Damián no llamó a seguridad. Eso fue lo que más asustó a Inés. Los hombres verdaderamente poderosos no necesitan levantar la voz.
—Te contraté porque quería verte de cerca —dijo él, caminando entre los sacos—. Siempre me pregunté cuánto recordabas.
—Lo suficiente.
—Los niños recuerdan monstruos, no hechos. Y los tribunales necesitan hechos.
Martín permanecía inmóvil. Inés evitó mirarlo. Si lo hacía, tal vez descubriría algo que no quería saber: culpa, miedo o una lealtad vendida.
Damián se acercó y, con una delicadeza obscena, tocó el pañuelo de Inés.
—Esa marca fue un accidente. Te caíste al correr.
Ella le apartó la mano.
—Mi padre no se cayó.
La sonrisa de Damián desapareció un instante.
—Tu padre robó dinero que no era suyo. Se asoció con gente peligrosa. Yo intenté ayudar.
—Matándolo.
—Cuidado. Hay cámaras.
Martín dio un paso al frente.
—Déjala ir.
Damián giró hacia él con una risa breve.
—Siempre el héroe tarde. Como en México.
La frase abrió una grieta. Inés entendió que entre ellos había una deuda antigua, algo más sucio que el miedo.
Damián ordenó a Martín que la acompañara fuera. En el ascensor, Inés no pudo contenerse.
—¿Cuánto te paga por vigilarme?
—No lo hago por dinero.
—Peor.
Martín pulsó el botón de emergencia. El ascensor se detuvo entre pisos.
—Escúchame. Entré contigo porque si te encontraba sola, desaparecías. Damián sabe todo lo que pasa en ese edificio. Todo.
—Incluido que tú me delataste.
—Yo le dije que iba a revisar el gimnasio. No que tú estarías allí. Alguien más le avisó.

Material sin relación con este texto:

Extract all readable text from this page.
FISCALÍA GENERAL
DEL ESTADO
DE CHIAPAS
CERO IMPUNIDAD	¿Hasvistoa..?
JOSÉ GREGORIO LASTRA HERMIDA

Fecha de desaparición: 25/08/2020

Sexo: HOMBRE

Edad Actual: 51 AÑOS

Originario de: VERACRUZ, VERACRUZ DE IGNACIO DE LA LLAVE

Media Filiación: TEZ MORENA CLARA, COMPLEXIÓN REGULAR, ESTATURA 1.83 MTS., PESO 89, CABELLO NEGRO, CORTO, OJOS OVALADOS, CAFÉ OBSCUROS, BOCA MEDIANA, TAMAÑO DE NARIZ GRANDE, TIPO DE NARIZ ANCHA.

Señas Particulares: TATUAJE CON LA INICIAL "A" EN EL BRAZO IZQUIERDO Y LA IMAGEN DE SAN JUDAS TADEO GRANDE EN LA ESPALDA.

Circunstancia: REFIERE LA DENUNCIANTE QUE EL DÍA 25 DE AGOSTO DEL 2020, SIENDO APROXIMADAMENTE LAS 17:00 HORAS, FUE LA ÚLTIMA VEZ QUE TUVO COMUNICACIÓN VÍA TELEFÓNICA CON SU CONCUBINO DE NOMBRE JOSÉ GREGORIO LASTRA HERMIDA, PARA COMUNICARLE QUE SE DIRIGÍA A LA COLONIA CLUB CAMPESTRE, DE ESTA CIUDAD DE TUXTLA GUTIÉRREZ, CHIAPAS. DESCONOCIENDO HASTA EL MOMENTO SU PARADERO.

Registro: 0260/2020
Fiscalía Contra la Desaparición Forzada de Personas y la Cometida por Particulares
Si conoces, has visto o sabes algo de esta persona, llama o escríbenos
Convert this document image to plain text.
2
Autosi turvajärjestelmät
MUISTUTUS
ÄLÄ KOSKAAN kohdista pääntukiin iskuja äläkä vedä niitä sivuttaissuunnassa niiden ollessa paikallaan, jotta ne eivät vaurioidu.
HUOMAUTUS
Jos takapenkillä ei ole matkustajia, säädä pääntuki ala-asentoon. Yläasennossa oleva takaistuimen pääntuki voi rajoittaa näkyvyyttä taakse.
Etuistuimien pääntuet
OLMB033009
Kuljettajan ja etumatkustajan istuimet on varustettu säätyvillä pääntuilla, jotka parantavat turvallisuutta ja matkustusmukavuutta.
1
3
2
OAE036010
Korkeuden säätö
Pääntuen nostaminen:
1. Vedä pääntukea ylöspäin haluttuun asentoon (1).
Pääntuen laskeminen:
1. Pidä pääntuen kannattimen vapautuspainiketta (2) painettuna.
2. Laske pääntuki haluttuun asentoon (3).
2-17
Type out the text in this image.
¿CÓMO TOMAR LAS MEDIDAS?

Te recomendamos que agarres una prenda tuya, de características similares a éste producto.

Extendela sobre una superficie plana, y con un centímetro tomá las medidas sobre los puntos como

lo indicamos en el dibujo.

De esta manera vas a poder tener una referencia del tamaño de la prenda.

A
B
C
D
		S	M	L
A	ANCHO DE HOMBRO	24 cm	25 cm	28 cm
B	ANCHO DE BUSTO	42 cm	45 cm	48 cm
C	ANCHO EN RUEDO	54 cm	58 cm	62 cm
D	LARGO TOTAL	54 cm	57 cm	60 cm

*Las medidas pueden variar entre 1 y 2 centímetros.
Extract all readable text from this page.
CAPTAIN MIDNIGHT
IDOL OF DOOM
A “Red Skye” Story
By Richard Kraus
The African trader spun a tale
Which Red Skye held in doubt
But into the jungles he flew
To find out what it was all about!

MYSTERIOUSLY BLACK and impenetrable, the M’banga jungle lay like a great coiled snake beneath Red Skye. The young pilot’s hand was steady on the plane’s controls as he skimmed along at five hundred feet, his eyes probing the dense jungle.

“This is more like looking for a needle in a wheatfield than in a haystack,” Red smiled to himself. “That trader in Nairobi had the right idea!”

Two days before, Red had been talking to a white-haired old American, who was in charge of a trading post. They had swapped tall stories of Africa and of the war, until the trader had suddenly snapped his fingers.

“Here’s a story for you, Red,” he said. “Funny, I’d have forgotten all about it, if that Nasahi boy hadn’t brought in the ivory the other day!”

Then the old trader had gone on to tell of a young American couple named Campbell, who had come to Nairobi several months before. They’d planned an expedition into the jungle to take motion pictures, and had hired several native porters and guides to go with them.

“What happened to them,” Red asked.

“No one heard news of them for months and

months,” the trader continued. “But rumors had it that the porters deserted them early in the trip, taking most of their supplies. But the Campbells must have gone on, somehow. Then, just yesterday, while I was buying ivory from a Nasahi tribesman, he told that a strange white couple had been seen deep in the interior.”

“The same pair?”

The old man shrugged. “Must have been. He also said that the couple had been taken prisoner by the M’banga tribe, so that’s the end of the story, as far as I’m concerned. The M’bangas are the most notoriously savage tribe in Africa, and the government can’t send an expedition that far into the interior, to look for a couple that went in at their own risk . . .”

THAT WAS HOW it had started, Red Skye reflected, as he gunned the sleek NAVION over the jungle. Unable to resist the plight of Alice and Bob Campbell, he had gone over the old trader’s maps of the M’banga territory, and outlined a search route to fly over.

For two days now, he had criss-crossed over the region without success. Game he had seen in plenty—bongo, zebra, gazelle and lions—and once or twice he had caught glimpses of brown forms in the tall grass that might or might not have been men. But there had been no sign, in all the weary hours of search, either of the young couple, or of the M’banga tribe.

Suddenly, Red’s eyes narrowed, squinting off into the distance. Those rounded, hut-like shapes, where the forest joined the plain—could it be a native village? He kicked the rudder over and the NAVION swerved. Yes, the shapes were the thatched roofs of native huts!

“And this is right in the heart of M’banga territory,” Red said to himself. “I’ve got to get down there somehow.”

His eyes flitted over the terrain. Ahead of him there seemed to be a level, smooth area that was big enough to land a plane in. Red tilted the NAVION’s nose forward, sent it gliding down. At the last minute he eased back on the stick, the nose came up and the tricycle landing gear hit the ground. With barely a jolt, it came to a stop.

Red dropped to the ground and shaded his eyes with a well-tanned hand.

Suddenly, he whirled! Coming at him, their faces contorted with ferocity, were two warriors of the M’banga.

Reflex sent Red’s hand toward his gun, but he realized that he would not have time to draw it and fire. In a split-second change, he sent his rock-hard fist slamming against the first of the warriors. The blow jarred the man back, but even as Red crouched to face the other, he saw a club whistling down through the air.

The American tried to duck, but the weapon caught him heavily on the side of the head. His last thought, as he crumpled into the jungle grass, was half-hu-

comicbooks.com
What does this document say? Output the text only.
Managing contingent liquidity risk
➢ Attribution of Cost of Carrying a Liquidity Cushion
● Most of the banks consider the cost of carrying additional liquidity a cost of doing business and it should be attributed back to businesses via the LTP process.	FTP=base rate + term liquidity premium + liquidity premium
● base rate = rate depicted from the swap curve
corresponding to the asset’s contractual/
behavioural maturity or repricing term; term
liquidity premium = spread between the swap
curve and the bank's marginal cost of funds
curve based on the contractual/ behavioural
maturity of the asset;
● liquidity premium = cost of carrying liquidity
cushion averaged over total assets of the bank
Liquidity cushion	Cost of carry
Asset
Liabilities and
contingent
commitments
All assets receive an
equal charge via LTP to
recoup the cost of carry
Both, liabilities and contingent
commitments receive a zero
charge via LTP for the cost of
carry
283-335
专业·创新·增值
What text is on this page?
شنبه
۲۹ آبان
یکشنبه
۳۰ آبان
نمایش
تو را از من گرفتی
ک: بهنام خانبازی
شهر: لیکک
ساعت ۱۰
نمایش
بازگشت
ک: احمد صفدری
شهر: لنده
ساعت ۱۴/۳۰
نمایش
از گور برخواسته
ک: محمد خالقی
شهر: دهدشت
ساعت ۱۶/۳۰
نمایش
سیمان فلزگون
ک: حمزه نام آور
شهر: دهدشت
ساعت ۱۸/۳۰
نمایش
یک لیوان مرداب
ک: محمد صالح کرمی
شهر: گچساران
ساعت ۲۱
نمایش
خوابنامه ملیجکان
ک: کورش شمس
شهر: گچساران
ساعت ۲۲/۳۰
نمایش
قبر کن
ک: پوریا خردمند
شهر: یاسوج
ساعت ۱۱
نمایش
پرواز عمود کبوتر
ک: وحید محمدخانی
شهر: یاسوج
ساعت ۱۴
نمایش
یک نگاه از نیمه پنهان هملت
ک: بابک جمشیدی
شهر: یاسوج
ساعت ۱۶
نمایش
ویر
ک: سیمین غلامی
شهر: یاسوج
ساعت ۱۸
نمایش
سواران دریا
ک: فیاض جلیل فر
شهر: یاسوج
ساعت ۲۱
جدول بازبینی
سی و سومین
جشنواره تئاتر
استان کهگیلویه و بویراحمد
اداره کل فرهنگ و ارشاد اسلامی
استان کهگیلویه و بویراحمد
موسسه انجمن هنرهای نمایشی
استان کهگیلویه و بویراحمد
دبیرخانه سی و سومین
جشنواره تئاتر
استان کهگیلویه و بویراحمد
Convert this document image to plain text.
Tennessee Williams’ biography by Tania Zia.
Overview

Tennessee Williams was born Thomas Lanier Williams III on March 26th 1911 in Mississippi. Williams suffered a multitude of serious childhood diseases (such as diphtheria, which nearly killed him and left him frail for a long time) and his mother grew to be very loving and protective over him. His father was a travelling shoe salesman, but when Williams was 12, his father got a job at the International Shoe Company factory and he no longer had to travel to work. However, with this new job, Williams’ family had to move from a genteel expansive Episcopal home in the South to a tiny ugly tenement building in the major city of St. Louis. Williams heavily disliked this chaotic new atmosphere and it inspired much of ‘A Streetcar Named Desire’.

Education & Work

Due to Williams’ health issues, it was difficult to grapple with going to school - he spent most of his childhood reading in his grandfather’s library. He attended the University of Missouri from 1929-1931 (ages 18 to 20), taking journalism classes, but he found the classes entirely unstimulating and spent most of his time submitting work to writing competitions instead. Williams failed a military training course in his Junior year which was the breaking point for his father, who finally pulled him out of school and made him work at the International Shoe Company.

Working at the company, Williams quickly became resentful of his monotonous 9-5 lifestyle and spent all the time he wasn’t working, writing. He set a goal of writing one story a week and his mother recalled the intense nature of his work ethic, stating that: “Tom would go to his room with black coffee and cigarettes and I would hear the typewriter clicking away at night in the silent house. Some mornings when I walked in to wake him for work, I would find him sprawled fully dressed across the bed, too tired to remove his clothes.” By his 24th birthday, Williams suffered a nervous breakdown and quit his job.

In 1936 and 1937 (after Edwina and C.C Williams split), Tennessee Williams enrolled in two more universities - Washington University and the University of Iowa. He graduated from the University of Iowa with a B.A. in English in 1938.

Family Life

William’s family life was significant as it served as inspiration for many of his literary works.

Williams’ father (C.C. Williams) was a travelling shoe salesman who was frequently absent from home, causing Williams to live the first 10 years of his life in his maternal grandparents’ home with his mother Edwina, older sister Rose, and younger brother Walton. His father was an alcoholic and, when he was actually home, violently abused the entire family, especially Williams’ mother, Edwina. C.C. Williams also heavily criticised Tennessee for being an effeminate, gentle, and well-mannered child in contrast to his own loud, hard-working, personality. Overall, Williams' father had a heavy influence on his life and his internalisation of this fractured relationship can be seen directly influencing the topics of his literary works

Inés quiso no creerlo, pero había una verdad incómoda: solo una persona conocía su plan, además de Martín. Clara, su asistente temporal, la muchacha silenciosa que preparaba café y memos con una eficiencia excesiva.
—La carpeta existe —continuó Martín—. Pero no está en la caja fuerte. Damián la movió cuando supo que la fiscalía estaba cerca. La tiene en un archivo analógico, dentro del estadio viejo de Vallecas, donde entrenan los chicos becados.
—¿Y por qué no la entregaste tú?
Martín respiró hondo.
—Porque en esa carpeta también estoy yo.
Entonces se lo contó todo. La noche de 2002, Martín no solo había visto. Había firmado, días antes, un contrato falso que lo vinculaba al amaño de la pelea. Damián lo usó para obligarlo a callar. Si hablaba, su carrera, su familia y su libertad se hundían. Durante años, Martín vivió como un testigo que había elegido mentir para sobrevivir.
—Mi padre murió —dijo Inés—. Tú perdiste una carrera. No es lo mismo.
—Lo sé.
—No. No lo sabes.
El ascensor volvió a moverse. Antes de que las puertas se abrieran, Martín le entregó una llave pequeña.
—Taquilla 86. Estadio de Vallecas. Si decides ir, no vayas sola.
Inés tomó la llave, pero no le dio las gracias.
Esa noche, Clara no apareció en la oficina. En su escritorio solo quedaba un móvil apagado y una nota escrita con prisa: “No fui yo. Me obligaron. Pregunta por el Veredicto”.